Irina would have given much to discover just what would faze the man. She crossed her arms and fisted her hands for control as he went on.

"And as far as the ghouls, the answer depends. Which vampires have they been feeding off? How much? Do they have any blood left? It is all about the blood. I suggest asking Zadie about bait. Pay close attention to her answer. She knows something she doesn't wish everyone else to know."

"I caught that. I'll talk to her. Maybe she and her Gramma can come up with something." She glanced down and up again. "Marcus, we're on the same page. I don't want anything to happen to you or the others. You're good people. You and Ray and well, I haven't met Nancy or Franklin yet, but I'm trusting they're good people too. I won't betray you or the agency to Sheriff Mayfield and I can't let Cotton and his Sheriff take you down either. But we're on the hook for both. Did you know that Mayfield had you on his suspect list for the murders before I even came to town? How long were you going to leave things like that?"

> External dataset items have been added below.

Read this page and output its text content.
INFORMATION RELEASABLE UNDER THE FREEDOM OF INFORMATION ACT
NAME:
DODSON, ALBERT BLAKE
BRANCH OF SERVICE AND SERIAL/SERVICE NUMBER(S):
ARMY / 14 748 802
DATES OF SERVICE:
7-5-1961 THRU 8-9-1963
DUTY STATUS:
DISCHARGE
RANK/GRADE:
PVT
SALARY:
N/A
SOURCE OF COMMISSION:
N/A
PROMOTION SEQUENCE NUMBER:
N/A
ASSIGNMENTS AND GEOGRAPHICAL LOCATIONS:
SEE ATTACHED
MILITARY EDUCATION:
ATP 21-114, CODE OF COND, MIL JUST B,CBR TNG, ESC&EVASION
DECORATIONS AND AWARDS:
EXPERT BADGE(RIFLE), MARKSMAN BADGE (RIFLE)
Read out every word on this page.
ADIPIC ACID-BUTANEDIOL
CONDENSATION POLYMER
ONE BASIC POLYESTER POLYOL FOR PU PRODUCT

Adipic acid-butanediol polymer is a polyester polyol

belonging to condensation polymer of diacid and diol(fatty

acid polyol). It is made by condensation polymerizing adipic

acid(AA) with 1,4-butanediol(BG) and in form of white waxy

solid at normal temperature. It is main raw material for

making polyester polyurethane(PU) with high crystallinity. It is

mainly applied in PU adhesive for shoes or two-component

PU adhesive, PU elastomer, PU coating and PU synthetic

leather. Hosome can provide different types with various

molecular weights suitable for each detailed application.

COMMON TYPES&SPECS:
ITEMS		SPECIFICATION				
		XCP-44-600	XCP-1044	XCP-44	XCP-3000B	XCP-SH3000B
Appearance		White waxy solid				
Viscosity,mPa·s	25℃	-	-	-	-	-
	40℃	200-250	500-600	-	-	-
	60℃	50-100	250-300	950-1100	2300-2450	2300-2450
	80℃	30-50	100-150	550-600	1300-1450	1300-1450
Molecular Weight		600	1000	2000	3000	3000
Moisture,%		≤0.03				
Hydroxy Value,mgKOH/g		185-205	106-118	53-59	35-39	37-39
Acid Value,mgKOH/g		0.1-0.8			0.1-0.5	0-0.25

"I didn't kill them." Marcus pulled a very elegant and minute shrug, a lifting of the eyebrows and nothing more. "The sheriff seems efficient enough. He would have cleared my name soon enough. I am not a police officer, Ms. DiSanti. Running to them and asking them to clear me for a murder that I think they suspect me of is only going to draw their attention even more. You have a unique in. Or were you suggesting something more violent?"

"No! I wasn't saying I was planning on running to them. I am not suggesting anything violent. I'm suggesting that I might be an asset to deflect Mayfield off the Agency, because right now, he's looking kind of interested in what you're—we—are doing." Irina took a deep breath and held it for a count of five, listened to her pulse pounding in her ears. Let it out again. "Are you deliberately baiting me, Marcus? Cuz I gotta say, right now, you're doing a great job. Must be that silver hair and that accent getting under my skin," she added with an eye roll, despite the pain it inflicted. She blinked stars and managed to stay upright. "God knows it can't be anything to do with blood drinking rituals done with a metaphorical gun to our heads."

She didn’t wait for a reply from the man but gathered the paperwork she’d left on the desk, closing the folders and stacking them. They made a nice little pile and her notes went right on top.

"Marcus, I am seeing the Sheriff tomorrow and I have to give him something to get him off our backs. These will help me do it." She hefted the files and tipped her head toward the records room. "If you’re of a mind to lend a hand, you know where to find me.”

Advil. Records room. Doctored files for the Sheriff. Dying in my bed. In that order.

Again she didn’t wait for a reply but got moving.